En tales circunstancias tampoco es raro que algunas personas perciban
cierta sensación difusa de culpa, dejando lugar en su fantasía
que, muy posiblemente, estén "pagando" alguna deuda con la vida
o con vaya a saber quién, haciéndonos recordar el pasaje
evangélico donde se le pregunta a Jesús: "¿Rabbí, ¿quién pecó,
él o sus padres, para que haya nacido ciego?", y
no deteniéndose en la respuesta consecuente, que podría calmar esa
sensación de culpa y devolvernos a cierta objetividad: "Ni él
pecó ni sus padres; es para que se manifiesten en
él las obras de Dios" (Jn. 9, 2-3).
En esta situación
una persona probablemente se sienta tentada de acercarse a algún
movimiento de origen cristiano que haga, de las supuestas sanaciones,
el caballito de batalla para engrosar sus filas.
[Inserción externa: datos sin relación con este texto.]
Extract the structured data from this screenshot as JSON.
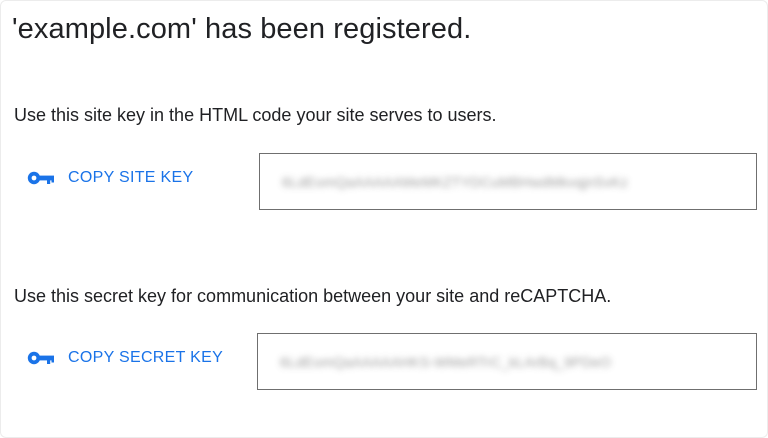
{
  "title": "'example.com' has been registered.",
  "site_key": {
    "instruction": "Use this site key in the HTML code your site serves to users.",
    "copy_label": "COPY SITE KEY",
    "icon": "key-icon",
    "value": "6LdEomQaAAAAAMeMKZTYDCuMBHwdMkvqjnSvKz"
  },
  "secret_key": {
    "instruction": "Use this secret key for communication between your site and reCAPTCHA.",
    "copy_label": "COPY SECRET KEY",
    "icon": "key-icon",
    "value": "6LdEomQaAAAAAHKS-WMeRTrC_kLArBq_9PDeO"
  },
  "colors": {
    "accent": "#1a73e8",
    "text": "#202124",
    "field_border": "#6f6f6f"
  }
}
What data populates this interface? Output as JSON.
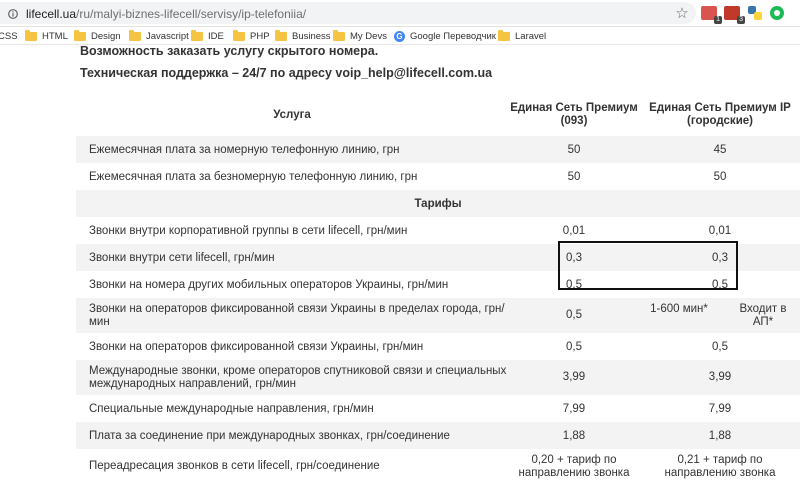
{
  "browser": {
    "url_host": "lifecell.ua",
    "url_path": "/ru/malyi-biznes-lifecell/servisy/ip-telefoniia/",
    "extension_badges": [
      "1",
      "3"
    ]
  },
  "bookmarks": [
    {
      "label": "CSS",
      "icon": "folder-icon"
    },
    {
      "label": "HTML",
      "icon": "folder-icon"
    },
    {
      "label": "Design",
      "icon": "folder-icon"
    },
    {
      "label": "Javascript",
      "icon": "folder-icon"
    },
    {
      "label": "IDE",
      "icon": "folder-icon"
    },
    {
      "label": "PHP",
      "icon": "folder-icon"
    },
    {
      "label": "Business",
      "icon": "folder-icon"
    },
    {
      "label": "My Devs",
      "icon": "folder-icon"
    },
    {
      "label": "Google Переводчик",
      "icon": "google-translate-icon"
    },
    {
      "label": "Laravel",
      "icon": "folder-icon"
    }
  ],
  "page": {
    "notice_1": "Возможность заказать услугу скрытого номера.",
    "notice_2": "Техническая поддержка – 24/7 по адресу voip_help@lifecell.com.ua",
    "table": {
      "headers": [
        "Услуга",
        "Единая Сеть Премиум (093)",
        "Единая Сеть Премиум IP (городские)"
      ],
      "rows": [
        {
          "service": "Ежемесячная плата за номерную телефонную линию, грн",
          "v1": "50",
          "v2": "45"
        },
        {
          "service": "Ежемесячная плата за безномерную телефонную линию, грн",
          "v1": "50",
          "v2": "50"
        }
      ],
      "section_title": "Тарифы",
      "tariff_rows": [
        {
          "service": "Звонки внутри корпоративной группы в сети lifecell, грн/мин",
          "v1": "0,01",
          "v2": "0,01"
        },
        {
          "service": "Звонки внутри сети lifecell, грн/мин",
          "v1": "0,3",
          "v2": "0,3"
        },
        {
          "service": "Звонки на номера других мобильных операторов Украины, грн/мин",
          "v1": "0,5",
          "v2": "0,5"
        },
        {
          "service": "Звонки на операторов фиксированной связи Украины в пределах города, грн/мин",
          "v1": "0,5",
          "v2a": "1-600 мин*",
          "v2b": "Входит в АП*"
        },
        {
          "service": "Звонки на операторов фиксированной связи Украины, грн/мин",
          "v1": "0,5",
          "v2": "0,5"
        },
        {
          "service": "Международные звонки, кроме операторов спутниковой связи и специальных международных направлений, грн/мин",
          "v1": "3,99",
          "v2": "3,99"
        },
        {
          "service": "Специальные международные направления, грн/мин",
          "v1": "7,99",
          "v2": "7,99"
        },
        {
          "service": "Плата за соединение при международных звонках, грн/соединение",
          "v1": "1,88",
          "v2": "1,88"
        },
        {
          "service": "Переадресация звонков в сети lifecell, грн/соединение",
          "v1": "0,20 + тариф по направлению звонка",
          "v2": "0,21 + тариф по направлению звонка"
        }
      ]
    }
  }
}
Una vez
dentro del movimiento y luego que ha sido sometido a
una sesión de "curación", dónde en el mejor de los
casos y por sugestión se ha logrado que cese el
síntoma emergente (1), de mil maneras le hacen ver que
hasta ese momento ha vivido en la oscuridad y el
paganismo resultante de no haber abrazado a una "verdadera Iglesia".
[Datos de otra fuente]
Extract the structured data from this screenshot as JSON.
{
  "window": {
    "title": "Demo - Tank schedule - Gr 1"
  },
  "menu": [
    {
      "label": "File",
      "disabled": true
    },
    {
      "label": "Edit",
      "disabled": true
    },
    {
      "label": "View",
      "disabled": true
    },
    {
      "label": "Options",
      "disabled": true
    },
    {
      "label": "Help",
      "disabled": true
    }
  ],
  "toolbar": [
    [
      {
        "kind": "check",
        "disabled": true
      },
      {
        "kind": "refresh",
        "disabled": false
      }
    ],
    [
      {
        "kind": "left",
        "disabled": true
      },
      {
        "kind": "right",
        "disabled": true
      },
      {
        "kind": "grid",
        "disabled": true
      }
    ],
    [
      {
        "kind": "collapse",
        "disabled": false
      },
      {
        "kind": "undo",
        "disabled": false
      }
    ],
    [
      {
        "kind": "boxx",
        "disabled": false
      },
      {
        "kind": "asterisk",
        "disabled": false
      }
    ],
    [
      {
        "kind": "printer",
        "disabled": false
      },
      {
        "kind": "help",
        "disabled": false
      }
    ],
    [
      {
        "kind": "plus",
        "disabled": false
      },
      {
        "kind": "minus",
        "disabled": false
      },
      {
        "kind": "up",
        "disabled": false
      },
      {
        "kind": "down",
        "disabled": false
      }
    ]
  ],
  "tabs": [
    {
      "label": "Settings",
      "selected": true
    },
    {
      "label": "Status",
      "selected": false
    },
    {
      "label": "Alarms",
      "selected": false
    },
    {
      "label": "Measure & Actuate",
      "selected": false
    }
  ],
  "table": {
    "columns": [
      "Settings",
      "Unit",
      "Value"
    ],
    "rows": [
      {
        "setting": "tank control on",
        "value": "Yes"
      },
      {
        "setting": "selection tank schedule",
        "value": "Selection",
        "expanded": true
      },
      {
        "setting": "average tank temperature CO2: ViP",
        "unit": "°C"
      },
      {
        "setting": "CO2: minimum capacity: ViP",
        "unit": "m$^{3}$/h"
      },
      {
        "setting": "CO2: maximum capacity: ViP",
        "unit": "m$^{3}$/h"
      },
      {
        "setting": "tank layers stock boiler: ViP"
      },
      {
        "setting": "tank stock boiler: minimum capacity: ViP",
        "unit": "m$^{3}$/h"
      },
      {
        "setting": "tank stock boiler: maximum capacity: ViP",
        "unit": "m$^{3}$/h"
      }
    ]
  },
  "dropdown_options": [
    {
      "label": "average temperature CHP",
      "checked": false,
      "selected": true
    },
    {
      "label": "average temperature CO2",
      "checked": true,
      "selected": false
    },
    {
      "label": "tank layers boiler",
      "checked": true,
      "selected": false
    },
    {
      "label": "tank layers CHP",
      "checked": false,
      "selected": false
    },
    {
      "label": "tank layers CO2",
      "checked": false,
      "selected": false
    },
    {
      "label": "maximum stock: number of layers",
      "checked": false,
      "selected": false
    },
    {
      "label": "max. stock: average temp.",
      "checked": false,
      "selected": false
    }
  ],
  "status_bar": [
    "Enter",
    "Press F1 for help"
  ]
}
De lo cual también se desprende que, de no permanecer
en ella, nuevas calamidades se abatirán sobre la persona.
Tampoco es
difícil cuando se acentúa el carácter mágico, y no sólo
en la búsqueda de soluciones sino también en el origen
de la afección, que algún amigo bienintencionado deje entrever la
posibilidad de que nos hayan hecho un maleficio. Algo verdaderamente
inquietante porque nos pone frente a una maldad extraterrena, inasible
y misteriosa que, de alguna manera, explicaría otro sinfín de
dificultades por las que atravesamos.
El paso siguiente es la recomendación
de asistir a una consulta con alguno de los miles
de pais y maes que han empezado a multiplicarse geométricamente
en nuestro país a lo largo de las dos últimas
décadas. Una vez en la consulta, el diagnóstico es rápido
y previsible: "Le han hecho un maleficio ... Seguramente un
familiar indirecto que le tiene envidia" o "una cuñada o
esposa de un primo que siente por usted un amor
no correspondido". La angustia aumenta, porque ahora se suman a
las dificultades, un posible y muy delicado conflicto interfamiliar. Pero
esta angustia puede desaparecer rápida y mágicamente, ya que enseguida
el pai o la mae en cuestión, muy paternalmente nos
explicará que el maleficio podrá deshacerse con un "contramaleficio" muy
sencillo. Por supuesto que luego de abonar entre 200 y
5000 dólares, según la angustia, posición económica y cara que
tengamos en ese momento. En otros casos nos dirán que
las afecciones son mensajes del más allá, que quieren mostrarnos
algo. Después de esto también se nos sugerirá que permanezcamos
en el culto, ya que sólo en él tendremos la
garantía que no volverá a caer sobre nosotros otro maleficio
más fuerte que el anterior, o dejar de recibir mensajes
en forma de afecciones.
"Tuve una entrevista con el Pai Carlos
para que me tirara los buzios. Al entrar al templo
se puso un largo collar, tomó una campanita , cerró
sus ojos y la hizo sonar hasta, según él, se
comunicase con mi Orixá. Luego tomó unos caracoles pequeños, los
sacudió en sus manos y los arrojó sobre un paño.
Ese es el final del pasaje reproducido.